PAMBA, INDIA (AFP) - Indian police mounted a huge security operation on Friday (Nov 16) to ensure women can safely access a flashpoint Hindu temple, after battles erupted the first time they attempted to enter following an historic court ruling.
More than 3,400 police, many in riot gear, lined routes to Sabarimala temple, a hilltop shrine in Kerala state, which traditionalists are trying to prevent women from reaching.
The Supreme Court ruled in September that a ban on women aged between 10 and 50 entering the temple was illegal. Sabarimala has since become a showdown issue for gender activists and Hindu hardliners.
About 700 women have registered to visit the shrine, which opens on Friday ahead of the start of a Hindu festival beginning on Saturday.
Hundreds of thousands of devotees were expected to make the four-hour trek up a hill to Sabarimala during the festival, which lasts until mid-January.
On Friday morning, hundreds of demonstrators at Kerala's Kochi airport tried to stop leading activist Trupti Desai from leaving for Sabarimala.
"We tried to hire taxis several times, but the agitators are not allowing them to take us. They have threatened violence if they do," Ms Desai told Indian television.
"Even police said they cannot help us go out of the airport right now because the number of protesters is swelling and they are resorting to violence," she said.
"A while back they tried to take us out from a back door, but the protesters spotted us and attacked the cars."
On the roads around the temple, 150km south of Kochi, police meanwhile set up barricades to check cars.

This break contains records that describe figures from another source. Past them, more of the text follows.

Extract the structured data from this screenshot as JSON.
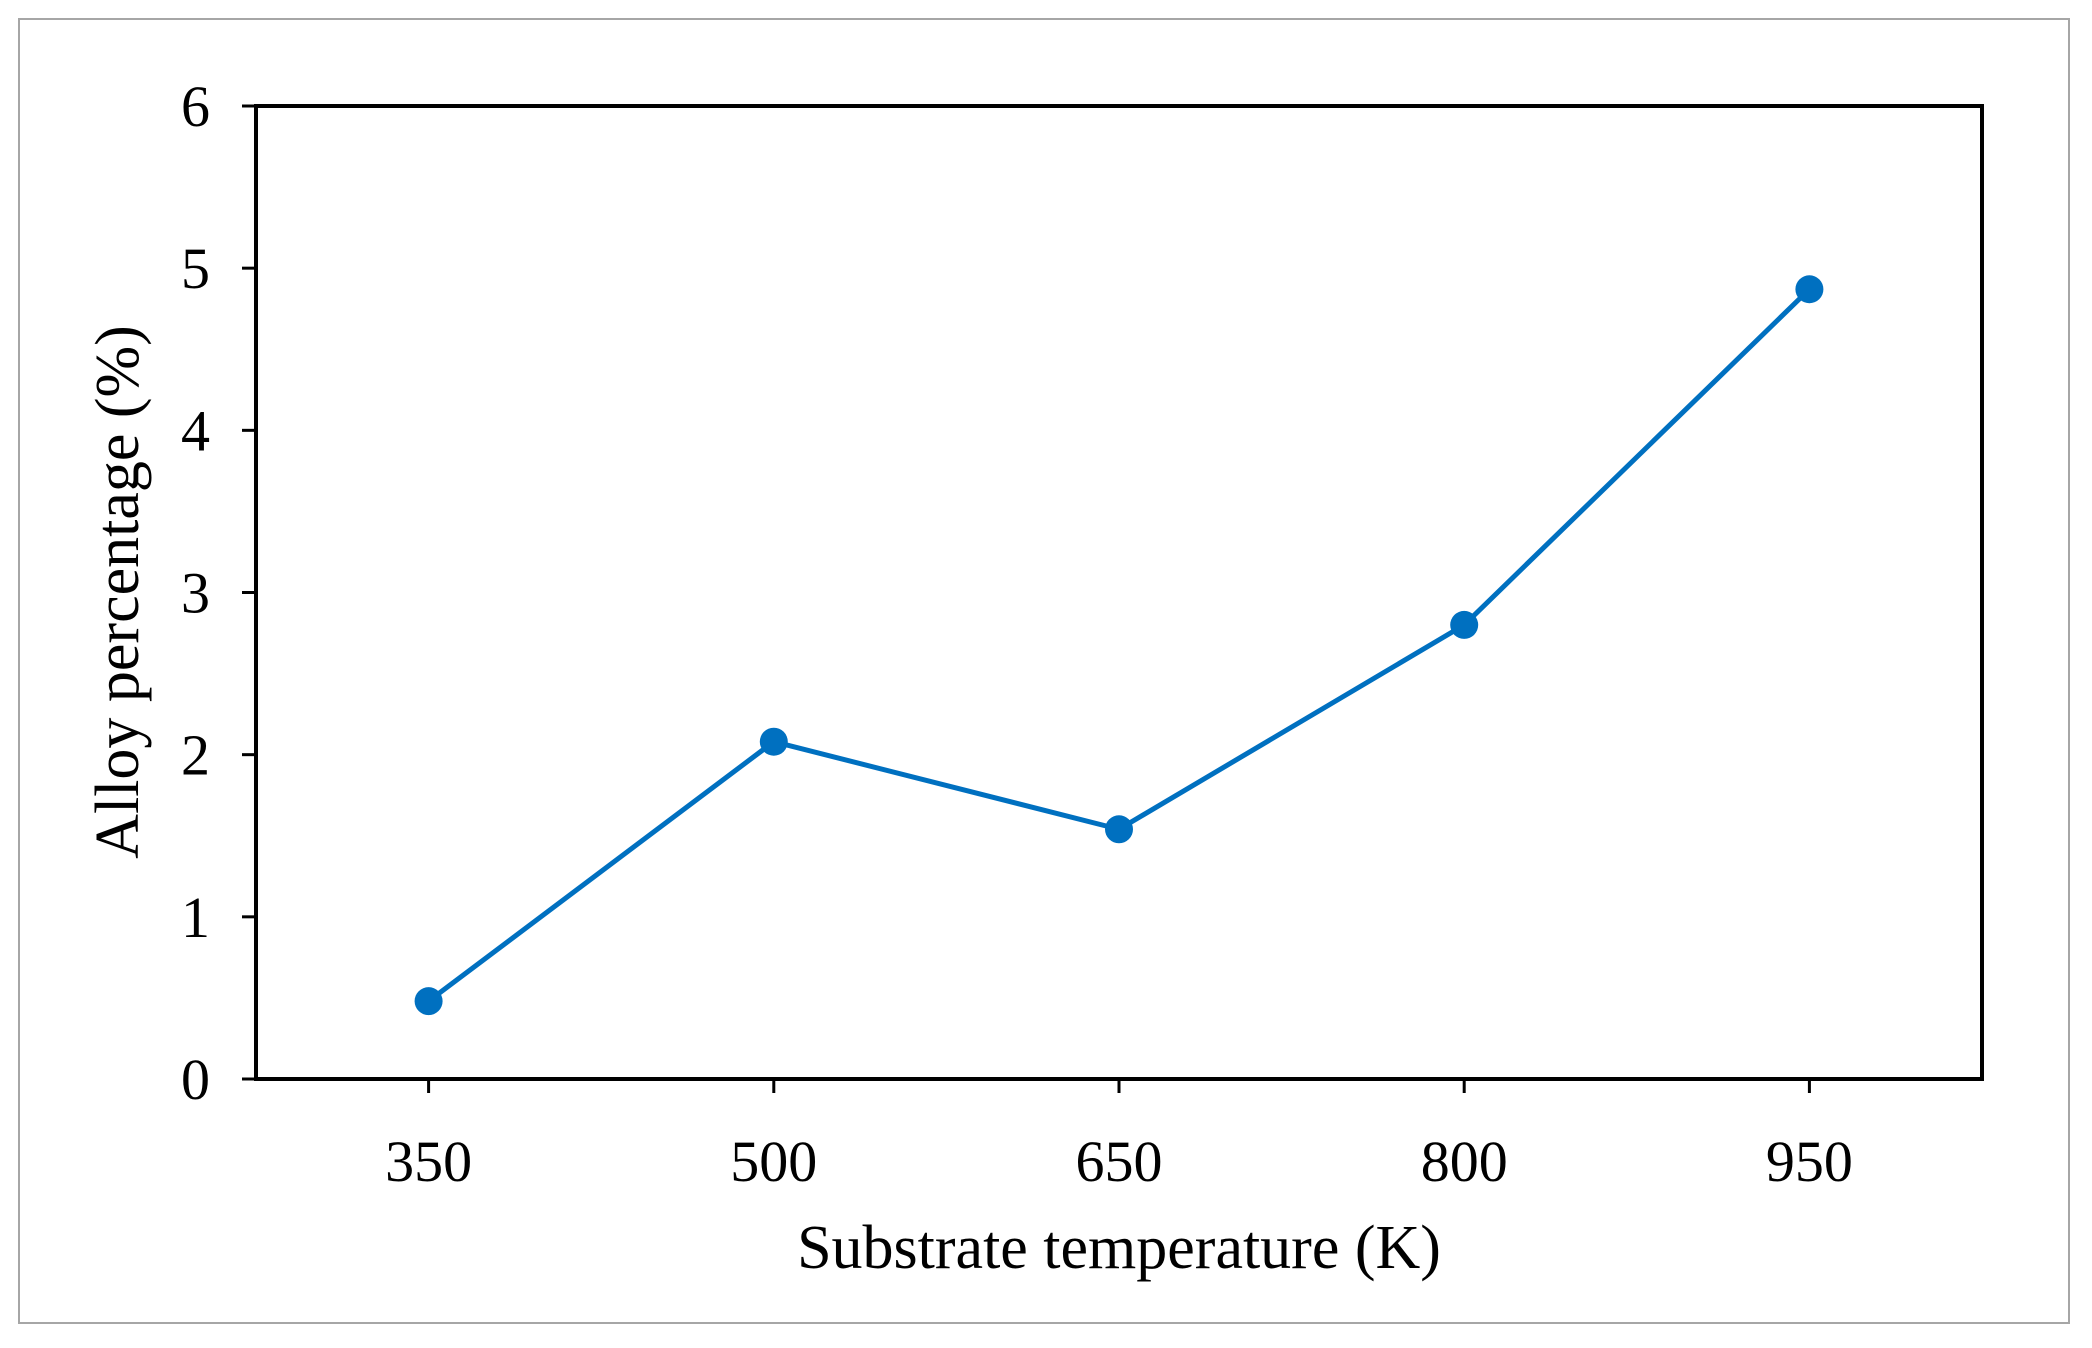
{
  "chart_data": {
    "type": "line",
    "xlabel": "Substrate temperature (K)",
    "ylabel": "Alloy percentage  (%)",
    "categories": [
      "350",
      "500",
      "650",
      "800",
      "950"
    ],
    "series": [
      {
        "values": [
          0.48,
          2.08,
          1.54,
          2.8,
          4.87
        ]
      }
    ],
    "ylim": [
      0,
      6
    ],
    "yticks": [
      "0",
      "1",
      "2",
      "3",
      "4",
      "5",
      "6"
    ],
    "grid": false,
    "legend": "none",
    "colors": {
      "series": "#0070c0",
      "axis": "#000000",
      "frame": "#a6a6a6"
    }
  }
}
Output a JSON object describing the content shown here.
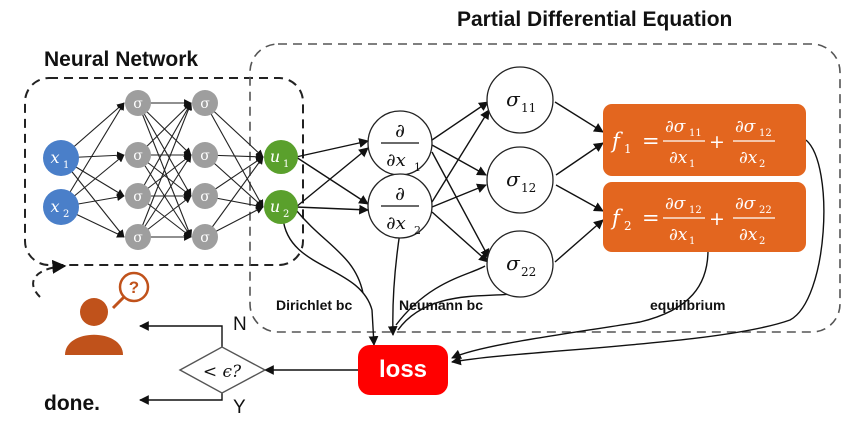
{
  "titles": {
    "neural_network": "Neural Network",
    "pde": "Partial Differential Equation"
  },
  "nodes": {
    "inputs": [
      {
        "var": "x",
        "sub": "1"
      },
      {
        "var": "x",
        "sub": "2"
      }
    ],
    "hidden_symbol": "σ",
    "outputs": [
      {
        "var": "u",
        "sub": "1"
      },
      {
        "var": "u",
        "sub": "2"
      }
    ],
    "derivatives": [
      {
        "num": "∂",
        "den_prefix": "∂x",
        "sub": "1"
      },
      {
        "num": "∂",
        "den_prefix": "∂x",
        "sub": "2"
      }
    ],
    "stresses": [
      {
        "var": "σ",
        "sub": "11"
      },
      {
        "var": "σ",
        "sub": "12"
      },
      {
        "var": "σ",
        "sub": "22"
      }
    ]
  },
  "equations": {
    "f1": {
      "lhs": "f",
      "lhs_sub": "1",
      "t1_num": "∂σ",
      "t1_num_sub": "11",
      "t1_den": "∂x",
      "t1_den_sub": "1",
      "t2_num": "∂σ",
      "t2_num_sub": "12",
      "t2_den": "∂x",
      "t2_den_sub": "2"
    },
    "f2": {
      "lhs": "f",
      "lhs_sub": "2",
      "t1_num": "∂σ",
      "t1_num_sub": "12",
      "t1_den": "∂x",
      "t1_den_sub": "1",
      "t2_num": "∂σ",
      "t2_num_sub": "22",
      "t2_den": "∂x",
      "t2_den_sub": "2"
    },
    "equals": "=",
    "plus": "+"
  },
  "labels": {
    "dirichlet": "Dirichlet bc",
    "neumann": "Neumann bc",
    "equilibrium": "equilibrium",
    "loss": "loss",
    "condition": "< ϵ?",
    "no": "N",
    "yes": "Y",
    "done": "done.",
    "question": "?"
  },
  "colors": {
    "input_node": "#4a7fc9",
    "hidden_node": "#9e9e9e",
    "output_node": "#5aa02c",
    "equation_box": "#e3661f",
    "loss_box": "#ff0000",
    "user_icon": "#c0521b"
  }
}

"We will deploy over 15,200 police around the temple for the entire season up to Jan 15," Kerala police spokesman Pramod Kumar told AFP.
In mid-October, when the temple opened for the first time since the court ruling, hardliners clashed with police and prevented women from accessing the site.
They threw stones at the police and assaulted female journalists and attacked their cars. About 2,000 people were later arrested.
Police in riot gear had escorted two women to within 500m of the temple but were forced to turn around.
Prime Minister Narendra Modi's Hindu nationalist Bharatiya Janata Party said its followers were unfairly targeted in the arrests.
"The BJP supports the devotees," the BJP president in Kerala, Mr P.S Sreedharan Pillai, told AFP.
The state is run by a communist government and Mr Pillai added: "The communists are atheists and want to destroy the Sabarimala temple culture."
Activists say the ban at Sabarimala reflects an old view that connects menstruation with impurity.
The traditionalists argue that women are allowed in most Hindu temples and the practice at Sabarimala is part of their tradition, and not anti-women.
This time, the state government is determined to ensure that women get the upper hand.
Press reports said the police were even considering using helicopters to take women to the site.
Late on Thursday, the state government called a meeting of all political parties in a bid to reach an agreement on letting women into the temple on certain days.
But the talks ended late on Thursday in an acrimonious failure.
"We are at a standstill and now the situation is becoming even worse," said Mr Sasikumar Varma, a top representative of the Pandalam royal family that has been traditionally involved in the temple's management.
"The government stuck to its stance of allowing women's entry and we are opposed to it."